Arachnoid cyst

Jacob Young MD (Dr. Young of the University of California, San Francisco, has no relevant financial relationships to disclose.)
Nicholas Butowski MD (Dr. Butowski of the University of California, San Francisco, has no relevant financial relationships to disclose.)
Rimas V Lukas MD, editor. (Dr. Lukas has received honorariums from AstraZeneca as an advisory board member and AbbVie as a guest speaker.)
Originally released September 13, 1995; last updated June 1, 2017; expires June 1, 2020

Overview

The authors review the etiology, presentation, investigation, and treatment of arachnoid cysts in the brain and spine. Arachnoid cysts are common incidental findings (1.4% of adults and 2.5% of children having an MRI scan). Arachnoid cysts are usually intracranial and supratentorial in location, but spinal, and even intraneural, cysts may be identified and possibly cause symptoms. Asymptomatic cysts do not require active management. However, some are associated with seizures, local pressure effects, or hydrocephalus and may require treatment. Urine should be checked for glutaric acid in cases of bitemporal arachnoid cysts as glutaric aciduria type 1 is present in 25% of cases. Symptomatic cysts will require intervention in the presence of hydrocephalus or spinal cord compression. Surgical intervention to treat seizures or headache is successful in only 33% to 50% of cases. Electroencephalographic seizure focus coinciding with temporal arachnoid cyst and SPECT imaging demonstrating impaired cerebral perfusion may be helpful when considering intervention. Minimally invasive neuroendoscopic techniques are being more widely practiced where there is hydrocephalus or suprasellar cysts, but resection and marsupialization for large Sylvian fissure and cortical arachnoid cysts has superior success rates to neuroendoscopic procedures. Endoscopic fenestration, although less effective at reducing cyst size, has a lower complication rate. The complication rate of fenestration of arachnoid cysts in pediatric cases is over 35%. About 10% of arachnoid cysts recur after fenestration, and subdural hygromas requiring re-operation occur in 6% of all cases of large Sylvian fissure arachnoid cysts.

Key points

 

• Be certain that the cyst is responsible for symptoms before considering intervention. In over 40% of patients, some other underlying condition on the differential diagnosis, and not the arachnoid cyst, was revealed to be the cause of the symptoms.

 

• Arachnoid cysts in children are as likely to decrease in size as they are to increase.

 

• Two thirds of cases are temporal fossa arachnoid cysts.

 

• There may be rupture of bridging veins or vessels in the wall of the cyst, which can result in subdural hematoma or bleeding into the cyst.

 

• Endoscopic procedures for temporobasal arachnoid cysts have the lowest success rate (81%), highest recurrence (19%), and highest complication rate (24%).

 

• A systematic review of published case reports for individuals with arachnoid cysts who suffered a structural brain injury during a sport or recreational activity did not find evidence to support recommending against participation in sports for patients with arachnoid cysts.

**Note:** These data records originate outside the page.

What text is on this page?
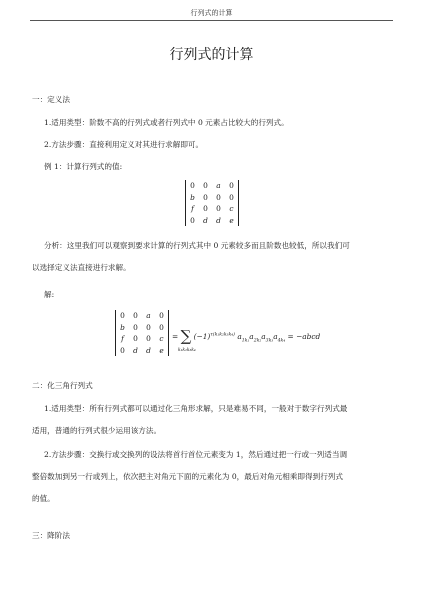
行列式的计算
行列式的计算
一：定义法
1.适用类型：阶数不高的行列式或者行列式中 0 元素占比较大的行列式。
2.方法步骤：直接利用定义对其进行求解即可。
例 1：计算行列式的值:
0	0	a	0
b	0	0	0
f	0	0	c
0	d	d	e
分析：这里我们可以观察到要求计算的行列式其中 0 元素较多而且阶数也较低，所以我们可
以选择定义法直接进行求解。
解:
0	0	a	0
b	0	0	0
f	0	0	c
0	d	d	e
= ∑ $(-1)^{\tau(k_1k_2k_3k_4)}$ $a_{1k_1}a_{2k_2}a_{3k_3}a_{4k_4}$ = −abcd
k₁k₂k₃k₄
二：化三角行列式
1.适用类型：所有行列式都可以通过化三角形求解，只是难易不同，一般对于数字行列式最
适用，普通的行列式很少运用该方法。
2.方法步骤：交换行或交换列的设法将首行首位元素变为 1，然后通过把一行或一列适当调
整倍数加到另一行或列上，依次把主对角元下面的元素化为 0，最后对角元相乘即得到行列式
的值。
三：降阶法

Historical note and terminology

Arachnoid cysts are classified as developmental cysts; they were first described in 1831 (Bright 1831). These cysts lie between 2 membranes of normal arachnoid matter and are more properly described as intra-arachnoid cysts (Starkman et al 1958). Congenital or developmental arachnoid cysts differ from secondary or acquired arachnoid cysts, as the latter are loculations of CSF surrounded by arachnoid scarring. A classification of midline cysts based on neuroembryologic analysis and imaging, suggests 2 categories:

Category 1: Expansion of the roof plate of the brain vesicle (eg, Dandy Walker cyst, Blake pouch cyst, communicating interhemispheric cysts with callosal agenesis, or dorsal cyst with holoprosencephaly).

Category 2: Cysts consisting of extra-axial structures, eg, arachnoid membrane or migrating ependymal cells (arachnoid cyst, arachnoid pouch, mega cisterna magna) (Utsunomiya et al 2006).

Suprasellar arachnoid cysts have been classified as noncommunicating intra-arachnoid cysts of the diencephalic membrane of Liliequist as well as communicating cystic dilations of the interpeduncular cistern, based on MRI, CT cisternograms, and neuroendoscopy (Miyajima et al 2000). One of the first successful surgical interventions for an arachnoid cyst was a partial removal by Placzek and Krause in 1907, resulting in clinical improvement (Placzek and Krause 1907). The traditional surgical approach to arachnoid cyst, namely removal of as much of the cyst wall as was possible (Matson 1969), was often complicated by damage to the surrounding brain and cyst recurrence. Although shunting recurrent cysts was often successful, shunt insertion as primary treatment was only first advocated in 1981 (Stein 1981).